In de Śrīmad Bhagavadgītā legt Heer Śrī Kṛṣṇa vier verschillende soorten Yoga uit die, afhankelijk van ons spirituele bewustzijn, op verschillende manieren worden beoefend. Dit bewustzijn kan worden vergeleken met een ladder die, middels Yoga, leidt naar de allerhoogste spirituele realisatie. Het begint met Karma-Yoga. 

1) Karma-Yoga: het pad van actie

Het grootste deel van de eerste zes hoofdstukken van de Śrīmad Bhagavadgītā gaat over het pad van Karma-Yoga. Wanneer iemand tot de conclusie komt dat zelfrealisatie het doel van het leven is, maar toch graag naar materiële comfort streeft, dan houdt die persoon zich bezig met Karma-Yoga. Het pad van Karma-Yoga begint met de eerste stap genaamd, Sakāma-Karma Yoga. Het woord sakama betekent "met verlangens". Op dit niveau is de beoefenaar nog steeds gehecht aan het genieten van de vruchten van zijn werk maar stemt ermee in om een ​​deel van deze vruchten aan de Allerhoogste aan te bieden, bijvoorbeeld in de vorm van liefdadigheid en donaties. Op deze manier vordert hij in het spirituele leven en wordt hij gezuiverd. De tweede stap wordt Niṣkāma-Karma Yoga (zonder verlangens) genoemd. Op dit niveau is men al voldoende gezuiverd en niet gehecht aan de vruchten van zijn werk. Hoewel hij extern betrokken is bij activiteiten, is hij intern onthecht.

2) Jñāna-Yoga: het pad van de kennis

Wanneer Karma-Yoga wordt verrijkt met kennis, wordt het Jñāna-Yoga genoemd. Door middel van onder andere reflectie, speculatie, logica, intuïtie, discussie, onderzoek en evaluatie van ideeën, proberen de Jñani’s de Absolute Waarheid te begrijpen. In de Śrīmad Bhagavadgītā beschrijft Śrī Kṛṣṇa dit proces als Sankhya filosofie. Sankhya is de analytische bestudering van de Ziel. De 24 elementen van de materiële wereld (zoals aarde en water) zijn hierbij onderwerp van studie. Dit proces heeft ten slotte tot doel ons van speculatie naar kennis te brengen, van verwondering naar zien, van zoeken naar vinden. 
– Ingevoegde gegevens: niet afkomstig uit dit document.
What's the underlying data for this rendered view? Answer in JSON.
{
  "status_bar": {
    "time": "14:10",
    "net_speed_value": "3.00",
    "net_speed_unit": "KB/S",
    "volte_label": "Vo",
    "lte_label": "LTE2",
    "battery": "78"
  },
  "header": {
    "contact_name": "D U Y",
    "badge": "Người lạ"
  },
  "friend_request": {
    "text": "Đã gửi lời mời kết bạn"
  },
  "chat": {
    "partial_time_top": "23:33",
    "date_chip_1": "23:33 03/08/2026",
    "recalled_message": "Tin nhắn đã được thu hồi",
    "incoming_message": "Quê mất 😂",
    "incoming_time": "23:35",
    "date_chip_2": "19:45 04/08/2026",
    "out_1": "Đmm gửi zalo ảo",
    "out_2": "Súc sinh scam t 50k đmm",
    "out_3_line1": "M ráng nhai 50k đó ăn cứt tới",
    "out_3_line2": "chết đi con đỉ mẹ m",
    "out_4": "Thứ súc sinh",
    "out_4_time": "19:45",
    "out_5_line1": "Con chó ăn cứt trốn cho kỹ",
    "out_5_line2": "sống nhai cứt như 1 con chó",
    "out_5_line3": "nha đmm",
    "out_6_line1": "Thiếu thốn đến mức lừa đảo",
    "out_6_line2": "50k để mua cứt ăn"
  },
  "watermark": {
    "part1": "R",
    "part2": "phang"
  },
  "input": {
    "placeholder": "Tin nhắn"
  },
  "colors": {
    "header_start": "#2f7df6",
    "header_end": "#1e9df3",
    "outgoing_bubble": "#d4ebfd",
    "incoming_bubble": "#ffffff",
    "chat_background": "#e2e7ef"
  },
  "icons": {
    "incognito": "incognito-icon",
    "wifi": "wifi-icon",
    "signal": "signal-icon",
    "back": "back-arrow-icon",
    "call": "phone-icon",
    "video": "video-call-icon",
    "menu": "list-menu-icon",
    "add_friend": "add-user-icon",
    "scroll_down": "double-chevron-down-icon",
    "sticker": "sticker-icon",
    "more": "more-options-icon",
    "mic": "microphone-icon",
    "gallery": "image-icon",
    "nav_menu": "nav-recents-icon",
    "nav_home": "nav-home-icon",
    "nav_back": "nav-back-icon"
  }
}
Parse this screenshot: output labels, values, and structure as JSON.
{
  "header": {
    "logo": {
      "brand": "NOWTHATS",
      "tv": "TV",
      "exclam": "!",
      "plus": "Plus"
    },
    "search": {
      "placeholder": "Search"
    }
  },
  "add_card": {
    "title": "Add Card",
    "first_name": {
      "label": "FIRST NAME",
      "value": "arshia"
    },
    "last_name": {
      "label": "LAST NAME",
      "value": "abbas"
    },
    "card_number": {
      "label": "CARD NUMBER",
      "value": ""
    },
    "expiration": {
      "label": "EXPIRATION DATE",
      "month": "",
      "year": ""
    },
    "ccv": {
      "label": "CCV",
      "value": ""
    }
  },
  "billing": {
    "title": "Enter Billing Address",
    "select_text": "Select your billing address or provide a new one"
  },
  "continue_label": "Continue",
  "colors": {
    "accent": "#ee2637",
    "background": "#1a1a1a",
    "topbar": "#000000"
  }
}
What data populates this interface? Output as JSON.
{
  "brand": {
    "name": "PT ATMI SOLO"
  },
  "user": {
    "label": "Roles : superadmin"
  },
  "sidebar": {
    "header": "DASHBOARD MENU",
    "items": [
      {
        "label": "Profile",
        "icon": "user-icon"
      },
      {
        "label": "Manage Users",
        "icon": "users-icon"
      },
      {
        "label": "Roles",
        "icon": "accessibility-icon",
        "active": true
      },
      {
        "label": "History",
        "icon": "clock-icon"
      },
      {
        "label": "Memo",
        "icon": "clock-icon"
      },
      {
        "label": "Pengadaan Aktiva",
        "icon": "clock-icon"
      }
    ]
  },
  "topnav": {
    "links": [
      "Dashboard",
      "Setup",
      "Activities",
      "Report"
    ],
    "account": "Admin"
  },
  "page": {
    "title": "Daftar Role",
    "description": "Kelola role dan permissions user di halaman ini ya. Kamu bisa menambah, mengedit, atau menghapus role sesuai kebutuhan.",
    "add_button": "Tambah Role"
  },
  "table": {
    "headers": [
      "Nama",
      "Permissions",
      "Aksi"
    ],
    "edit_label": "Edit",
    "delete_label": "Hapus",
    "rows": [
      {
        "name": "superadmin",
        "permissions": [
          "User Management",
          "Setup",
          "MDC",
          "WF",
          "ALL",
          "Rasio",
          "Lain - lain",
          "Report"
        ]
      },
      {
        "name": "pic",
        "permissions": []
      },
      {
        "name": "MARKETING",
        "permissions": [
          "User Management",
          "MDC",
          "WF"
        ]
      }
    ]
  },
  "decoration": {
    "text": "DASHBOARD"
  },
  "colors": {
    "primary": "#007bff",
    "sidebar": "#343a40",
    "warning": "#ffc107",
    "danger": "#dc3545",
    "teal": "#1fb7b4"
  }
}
3) Aṣṭāṅga-Yoga: het pad van meditatie

Wanneer meditatie aan jñāna-Yoga wordt toegevoegd, wordt het Aṣṭāṅga-Yoga of het achtvoudige Yoga-systeem genoemd (Śrīmad Bhagavadgītā hoofdstuk 6), welke als een systematische methode is gepresenteerd door de wijze Patañjali in zijn Yoga Sūtras. Deze klassieke methode legt de nadruk op het beheersen van de geest. De materieel geconditioneerde geest is in de ban van objecten van sensueel genot, zoals geluiden en beelden. Door de geest af te leiden van externe bezigheden, richt de yogi zijn geest op de SuperZiel (Paramatmā) in het hart. Patañjali beschrijft de volgende acht progressieve stappen van het Aṣṭāṅga-Yoga systeem: Yama (wat niet mag), Niyama (wat mag), Āsana (fysieke houdingen), Prāṇāyāma (beperking of uitbreiding van de ademhaling), Pratyāhāra (terugtrekking van de zintuigen), Dhāraṇā (concentratie), Dhyāna (meditatie) en Samādhi (volledige integratie).

Wat in de westerse wereld doorgaans als Yoga wordt gezien is de derde stap, āsanas, wat bekend staat als Haṭha-Yoga. Goede gezondheid en een slank lichaam zijn slechts bijkomstigheden van het beoefenen van āsanas. Het ware doel hiervan is dat de beoefenaar het lichaam voorbereidt om gedurende lange perioden in verschillende houdingen te blijven.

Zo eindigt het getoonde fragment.